Sunday, June 23, 2013

Kancheepuram idli

½ cup black dal / urad dal
½ cup rice
1 cup idli rava
2 tbsp thick beaten rice/poha
4 tbsp Yogurt
1 tsp fenugreek seeds
2-3 tbsp ghee
1 tsp cumin seeds
1 tsp crushed pepper
1 tbsp grated ginger
2 Tbsp chana dal

1) Soak the dal, rice, idli rava, thick beaten rice, fenugreek seeds for 4-5 hours. Grind it into a batter by adding water. Note: Consistency should be thicker than Dosa batter.

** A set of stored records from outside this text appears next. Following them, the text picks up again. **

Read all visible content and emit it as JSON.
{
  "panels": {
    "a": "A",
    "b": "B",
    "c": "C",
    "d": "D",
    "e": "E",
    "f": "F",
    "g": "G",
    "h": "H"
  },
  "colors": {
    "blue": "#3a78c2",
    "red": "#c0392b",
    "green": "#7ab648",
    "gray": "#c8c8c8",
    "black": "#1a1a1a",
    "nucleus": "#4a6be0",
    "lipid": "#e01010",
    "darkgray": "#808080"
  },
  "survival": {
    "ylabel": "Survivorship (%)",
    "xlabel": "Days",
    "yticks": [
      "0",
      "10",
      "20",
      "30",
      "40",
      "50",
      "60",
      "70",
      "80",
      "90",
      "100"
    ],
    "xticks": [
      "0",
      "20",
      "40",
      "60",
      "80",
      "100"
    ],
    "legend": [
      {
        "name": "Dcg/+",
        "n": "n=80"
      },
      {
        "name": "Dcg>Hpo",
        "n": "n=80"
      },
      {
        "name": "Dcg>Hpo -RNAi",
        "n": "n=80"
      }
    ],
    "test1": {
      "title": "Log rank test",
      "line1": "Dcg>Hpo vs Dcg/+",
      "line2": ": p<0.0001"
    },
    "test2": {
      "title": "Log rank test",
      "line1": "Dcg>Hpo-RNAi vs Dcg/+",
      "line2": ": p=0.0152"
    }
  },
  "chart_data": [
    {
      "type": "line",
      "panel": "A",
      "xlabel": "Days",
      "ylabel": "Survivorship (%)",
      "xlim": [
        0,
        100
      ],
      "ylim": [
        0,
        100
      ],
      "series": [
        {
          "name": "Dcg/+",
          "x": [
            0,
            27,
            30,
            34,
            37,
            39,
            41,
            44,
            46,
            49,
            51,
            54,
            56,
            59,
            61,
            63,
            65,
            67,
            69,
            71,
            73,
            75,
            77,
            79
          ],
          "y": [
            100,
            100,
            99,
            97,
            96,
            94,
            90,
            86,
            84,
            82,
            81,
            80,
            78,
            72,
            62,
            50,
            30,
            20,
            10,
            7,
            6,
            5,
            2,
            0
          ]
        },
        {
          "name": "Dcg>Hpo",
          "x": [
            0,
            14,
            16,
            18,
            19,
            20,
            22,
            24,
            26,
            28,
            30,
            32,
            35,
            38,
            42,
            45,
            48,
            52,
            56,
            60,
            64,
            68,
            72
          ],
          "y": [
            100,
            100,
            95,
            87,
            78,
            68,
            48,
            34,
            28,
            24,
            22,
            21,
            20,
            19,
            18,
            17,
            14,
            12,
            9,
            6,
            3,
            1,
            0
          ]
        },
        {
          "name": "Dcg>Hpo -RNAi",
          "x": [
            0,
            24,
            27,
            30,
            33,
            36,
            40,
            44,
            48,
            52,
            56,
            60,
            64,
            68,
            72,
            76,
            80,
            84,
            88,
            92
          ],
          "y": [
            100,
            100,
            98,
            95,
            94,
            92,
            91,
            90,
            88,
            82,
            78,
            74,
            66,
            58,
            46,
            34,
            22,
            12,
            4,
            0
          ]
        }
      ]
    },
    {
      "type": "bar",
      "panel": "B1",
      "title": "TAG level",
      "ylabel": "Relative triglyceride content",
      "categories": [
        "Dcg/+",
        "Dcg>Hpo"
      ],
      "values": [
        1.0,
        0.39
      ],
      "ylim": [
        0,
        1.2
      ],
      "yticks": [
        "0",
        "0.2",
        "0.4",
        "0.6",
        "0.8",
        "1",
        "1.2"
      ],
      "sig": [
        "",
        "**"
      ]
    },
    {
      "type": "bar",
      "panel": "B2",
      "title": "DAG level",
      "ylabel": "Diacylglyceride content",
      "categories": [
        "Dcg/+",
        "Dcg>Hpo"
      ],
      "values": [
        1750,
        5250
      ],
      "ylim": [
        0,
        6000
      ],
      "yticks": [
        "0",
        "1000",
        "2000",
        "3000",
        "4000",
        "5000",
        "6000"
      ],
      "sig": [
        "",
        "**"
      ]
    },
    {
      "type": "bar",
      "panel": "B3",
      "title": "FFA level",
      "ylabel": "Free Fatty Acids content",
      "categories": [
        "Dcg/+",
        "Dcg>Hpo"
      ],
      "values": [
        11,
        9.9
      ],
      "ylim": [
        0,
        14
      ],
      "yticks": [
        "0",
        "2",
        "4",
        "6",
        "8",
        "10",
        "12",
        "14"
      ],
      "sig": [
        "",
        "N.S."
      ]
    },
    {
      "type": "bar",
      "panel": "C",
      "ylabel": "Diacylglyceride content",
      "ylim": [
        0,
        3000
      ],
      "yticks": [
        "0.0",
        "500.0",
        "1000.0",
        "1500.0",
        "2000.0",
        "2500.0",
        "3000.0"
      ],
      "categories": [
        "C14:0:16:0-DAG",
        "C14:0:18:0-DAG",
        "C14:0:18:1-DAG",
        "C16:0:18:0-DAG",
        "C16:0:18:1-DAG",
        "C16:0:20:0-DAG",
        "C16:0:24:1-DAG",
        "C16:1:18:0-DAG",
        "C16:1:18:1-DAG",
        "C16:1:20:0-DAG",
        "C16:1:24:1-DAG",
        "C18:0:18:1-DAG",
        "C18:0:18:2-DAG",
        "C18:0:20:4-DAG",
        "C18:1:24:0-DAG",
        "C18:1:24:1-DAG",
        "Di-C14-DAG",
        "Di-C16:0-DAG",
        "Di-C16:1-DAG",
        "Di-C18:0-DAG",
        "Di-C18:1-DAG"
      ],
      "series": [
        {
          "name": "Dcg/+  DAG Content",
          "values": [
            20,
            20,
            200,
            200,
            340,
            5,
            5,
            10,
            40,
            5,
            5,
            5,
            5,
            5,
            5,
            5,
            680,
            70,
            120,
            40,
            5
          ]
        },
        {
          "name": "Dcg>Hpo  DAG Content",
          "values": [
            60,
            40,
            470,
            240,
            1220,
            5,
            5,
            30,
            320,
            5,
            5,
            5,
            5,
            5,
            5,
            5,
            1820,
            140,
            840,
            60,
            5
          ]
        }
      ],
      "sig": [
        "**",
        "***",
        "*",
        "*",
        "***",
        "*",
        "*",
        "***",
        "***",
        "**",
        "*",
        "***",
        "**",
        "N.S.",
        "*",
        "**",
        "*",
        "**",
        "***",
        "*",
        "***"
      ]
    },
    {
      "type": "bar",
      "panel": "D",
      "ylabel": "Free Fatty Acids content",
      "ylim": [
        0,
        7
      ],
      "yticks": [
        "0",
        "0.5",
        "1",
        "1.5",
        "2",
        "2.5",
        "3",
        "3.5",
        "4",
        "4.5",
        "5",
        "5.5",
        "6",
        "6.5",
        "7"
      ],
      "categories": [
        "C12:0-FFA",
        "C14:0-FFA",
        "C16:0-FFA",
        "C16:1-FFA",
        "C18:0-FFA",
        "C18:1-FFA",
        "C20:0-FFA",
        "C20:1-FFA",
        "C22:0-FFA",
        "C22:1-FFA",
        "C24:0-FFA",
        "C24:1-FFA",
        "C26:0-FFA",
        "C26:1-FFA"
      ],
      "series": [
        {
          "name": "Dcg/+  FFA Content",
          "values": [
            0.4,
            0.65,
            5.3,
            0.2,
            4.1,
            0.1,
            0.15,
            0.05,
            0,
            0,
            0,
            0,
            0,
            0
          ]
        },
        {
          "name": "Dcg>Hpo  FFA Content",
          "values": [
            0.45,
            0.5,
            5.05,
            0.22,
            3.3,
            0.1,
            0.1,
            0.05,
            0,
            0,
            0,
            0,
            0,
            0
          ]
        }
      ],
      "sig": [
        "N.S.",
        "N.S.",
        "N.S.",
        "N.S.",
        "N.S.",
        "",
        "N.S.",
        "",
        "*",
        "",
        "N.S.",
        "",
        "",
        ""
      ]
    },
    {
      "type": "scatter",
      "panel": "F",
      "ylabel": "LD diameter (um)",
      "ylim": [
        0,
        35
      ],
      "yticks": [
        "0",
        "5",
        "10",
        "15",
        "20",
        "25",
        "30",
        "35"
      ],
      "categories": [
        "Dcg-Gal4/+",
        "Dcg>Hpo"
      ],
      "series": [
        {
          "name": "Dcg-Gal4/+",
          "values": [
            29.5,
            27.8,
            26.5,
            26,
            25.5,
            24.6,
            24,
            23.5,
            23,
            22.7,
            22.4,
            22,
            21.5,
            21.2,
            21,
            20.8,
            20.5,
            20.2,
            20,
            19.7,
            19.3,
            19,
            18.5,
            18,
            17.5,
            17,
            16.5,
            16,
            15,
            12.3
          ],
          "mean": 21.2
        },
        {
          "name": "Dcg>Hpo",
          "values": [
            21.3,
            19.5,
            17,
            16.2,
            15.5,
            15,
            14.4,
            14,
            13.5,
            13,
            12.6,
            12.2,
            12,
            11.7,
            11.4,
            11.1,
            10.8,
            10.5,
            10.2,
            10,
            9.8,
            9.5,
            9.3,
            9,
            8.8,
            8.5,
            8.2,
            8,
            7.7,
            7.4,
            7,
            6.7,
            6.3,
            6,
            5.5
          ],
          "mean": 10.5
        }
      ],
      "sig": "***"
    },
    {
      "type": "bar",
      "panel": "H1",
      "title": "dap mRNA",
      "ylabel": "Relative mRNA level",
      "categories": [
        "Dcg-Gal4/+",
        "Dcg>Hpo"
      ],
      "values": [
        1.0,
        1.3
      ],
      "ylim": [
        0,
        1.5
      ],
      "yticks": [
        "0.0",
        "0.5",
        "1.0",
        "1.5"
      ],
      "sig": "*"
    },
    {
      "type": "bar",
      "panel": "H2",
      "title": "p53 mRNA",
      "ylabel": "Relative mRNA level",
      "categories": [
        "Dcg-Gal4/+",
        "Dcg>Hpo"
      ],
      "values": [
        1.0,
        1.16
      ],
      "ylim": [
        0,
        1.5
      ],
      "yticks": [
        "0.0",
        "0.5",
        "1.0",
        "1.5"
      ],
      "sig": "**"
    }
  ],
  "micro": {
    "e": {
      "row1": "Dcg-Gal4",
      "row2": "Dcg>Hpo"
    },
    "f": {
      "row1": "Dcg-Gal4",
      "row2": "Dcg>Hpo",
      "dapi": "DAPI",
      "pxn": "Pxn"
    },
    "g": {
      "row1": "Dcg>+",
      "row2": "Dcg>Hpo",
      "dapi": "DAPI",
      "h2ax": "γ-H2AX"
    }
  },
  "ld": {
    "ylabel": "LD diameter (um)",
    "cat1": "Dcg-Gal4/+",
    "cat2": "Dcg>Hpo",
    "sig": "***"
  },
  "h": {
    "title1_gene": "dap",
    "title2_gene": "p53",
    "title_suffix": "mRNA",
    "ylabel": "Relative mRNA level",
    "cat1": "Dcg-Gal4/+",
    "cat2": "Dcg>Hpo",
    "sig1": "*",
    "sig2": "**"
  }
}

Mix with yogurt and allow it to ferment for 8-10 hours in a warm place.
2) Take a plate/bowl that fits into a steamer or pressure cooker and line it with plastic cling wrap. Note: the sides should be at least 5 cms high.
3) Heat ghee in a skillet. Add cumin seeds, ginger, pepper, chana dal. Allow it to splutter. Add this to the batter and mix. Check for salt.
4) Pour the batter into the cling wrap lined bowl to a depth of 1 cm.
5) Get 2-3 cups water boiling in a the pressure cooker. Place the bowl/plate in it. Cover and steam for 15 mins on medium heat. Note: Do not use weight if steaming with a pressure cooker.
6) Remove the pressure cooker lid, pierce a fork through the idli. If nothing sticks to the fork - consider it done. Allow it to cool for a minute. Remove the idli from the bowl along with the cling wrap. Cut it into pieces.
Serve with coconut chutney.

Tip: If the batter cannot ferment well due to cold weather- add a tsp of baking soda to the batter just before making idli.